Dans le cadre des plans d’expansion, Dean dit que Dragonfly Aerospace est sur le point d’achever une usine de fabrication de satellites de 3 000 mètres carrés à Stellenbosch, en Afrique du Sud, avec la capacité de construire jusqu’à 48 satellites par an.

Dean dit qu’un goulot d’étranglement pour la production de satellites est de pouvoir tester comment ils se comporteront dans les températures extrêmes de l’espace. « Dans le passé, cela était dominé par les installations gouvernementales qui pouvaient être louées », dit-il. « Mais avec l’avènement d’opérations plus commerciales, de nombreuses entreprises investissent pour avoir ces installations en interne. »
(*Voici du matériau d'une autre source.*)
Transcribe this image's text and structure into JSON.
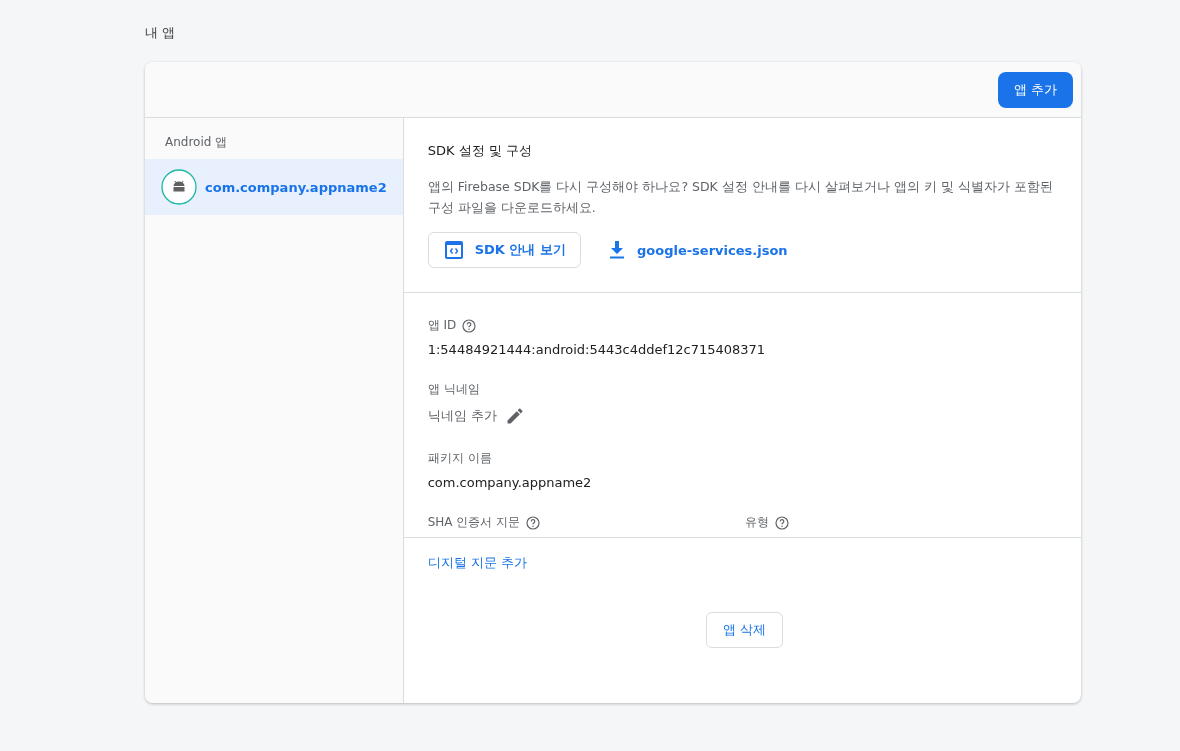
{
  "page_title": "내 앱",
  "header": {
    "add_button": "앱 추가"
  },
  "sidebar": {
    "heading": "Android 앱",
    "items": [
      {
        "label": "com.company.appname2",
        "selected": true
      }
    ]
  },
  "sdk": {
    "title": "SDK 설정 및 구성",
    "description": "앱의 Firebase SDK를 다시 구성해야 하나요? SDK 설정 안내를 다시 살펴보거나 앱의 키 및 식별자가 포함된 구성 파일을 다운로드하세요.",
    "guide_button": "SDK 안내 보기",
    "download_link": "google-services.json"
  },
  "details": {
    "app_id_label": "앱 ID",
    "app_id": "1:54484921444:android:5443c4ddef12c715408371",
    "nickname_label": "앱 닉네임",
    "nickname_add": "닉네임 추가",
    "package_label": "패키지 이름",
    "package": "com.company.appname2"
  },
  "fingerprints": {
    "columns": [
      "SHA 인증서 지문",
      "유형"
    ],
    "add_link": "디지털 지문 추가"
  },
  "delete_button": "앱 삭제"
}
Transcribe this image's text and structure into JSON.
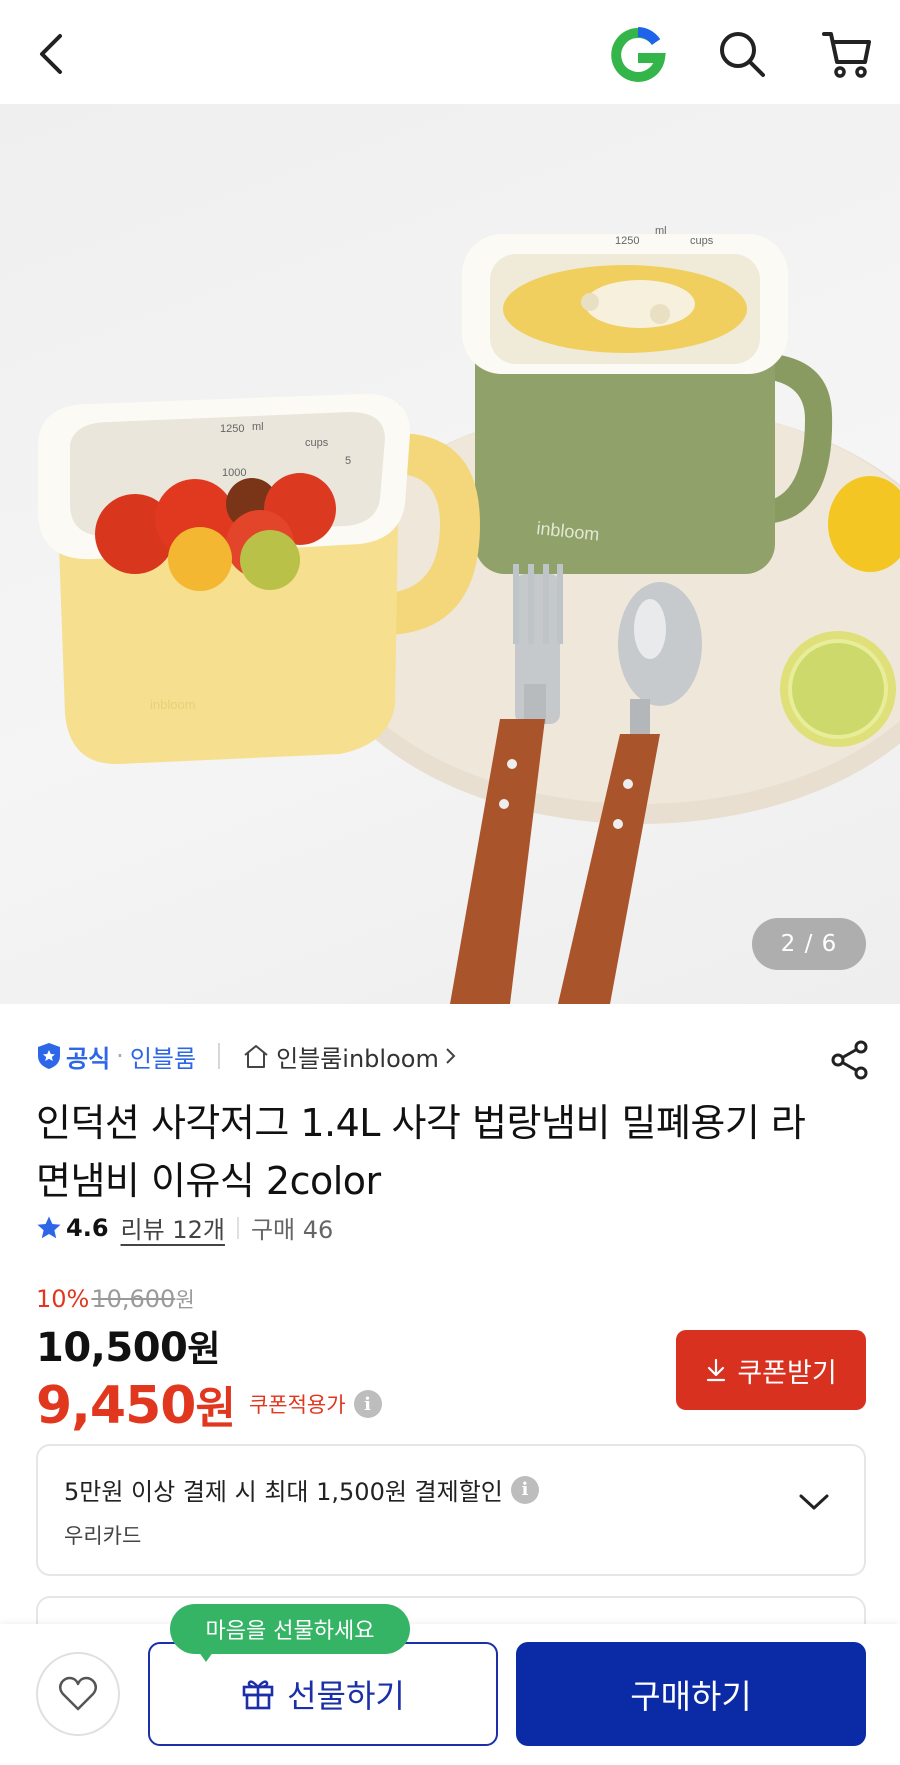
{
  "header": {
    "back_icon": "chevron-left-icon",
    "logo_icon": "g-logo-icon",
    "search_icon": "search-icon",
    "cart_icon": "cart-icon"
  },
  "gallery": {
    "counter": "2 / 6",
    "mug_text": "inbloom",
    "scale_ml": "ml",
    "scale_cups": "cups",
    "scale_1250": "1250",
    "scale_1000": "1000",
    "scale_5": "5"
  },
  "product": {
    "official_label": "공식",
    "brand": "인블룸",
    "store": "인블룸inbloom",
    "title": "인덕션 사각저그 1.4L 사각 법랑냄비 밀폐용기 라면냄비 이유식 2color",
    "rating": "4.6",
    "reviews": "리뷰 12개",
    "purchases": "구매 46"
  },
  "price": {
    "discount_rate": "10%",
    "original": "10,600",
    "original_unit": "원",
    "sale": "10,500",
    "sale_unit": "원",
    "coupon_price": "9,450",
    "coupon_unit": "원",
    "coupon_applied": "쿠폰적용가",
    "coupon_button": "쿠폰받기"
  },
  "card_benefit": {
    "main": "5만원 이상 결제 시 최대 1,500원 결제할인",
    "sub": "우리카드"
  },
  "bottom_bar": {
    "tooltip": "마음을 선물하세요",
    "gift_button": "선물하기",
    "buy_button": "구매하기"
  },
  "colors": {
    "accent_red": "#d9311f",
    "brand_blue": "#0a2aa6",
    "official_blue": "#2d67e8",
    "tooltip_green": "#35b466"
  }
}
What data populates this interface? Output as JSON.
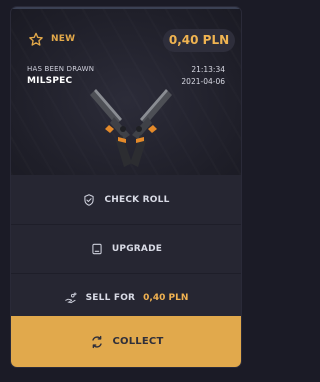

La société prévoit de lancer son premier satellite en juin de l’année prochaine aux États-Unis.

Le manque de ressources est le plus grand défi

Minoo Rathnasabapathy, un ingénieur de recherche spatiale né en Afrique du Sud, affirme que l’industrie spatiale du continent a encore des défis à surmonter, en particulier le manque de ressources. « Aux États-Unis, nous voyons beaucoup d’industrie privée et beaucoup de financement privé et nous voyons la NASA et l’ESA, l’Agence spatiale européenne, être en mesure de tirer parti de ce financement. Pendant ce temps, en Afrique, nous n’en sommes pas encore là, ce qui est parfaitement compréhensible compte tenu des autres priorités des pays.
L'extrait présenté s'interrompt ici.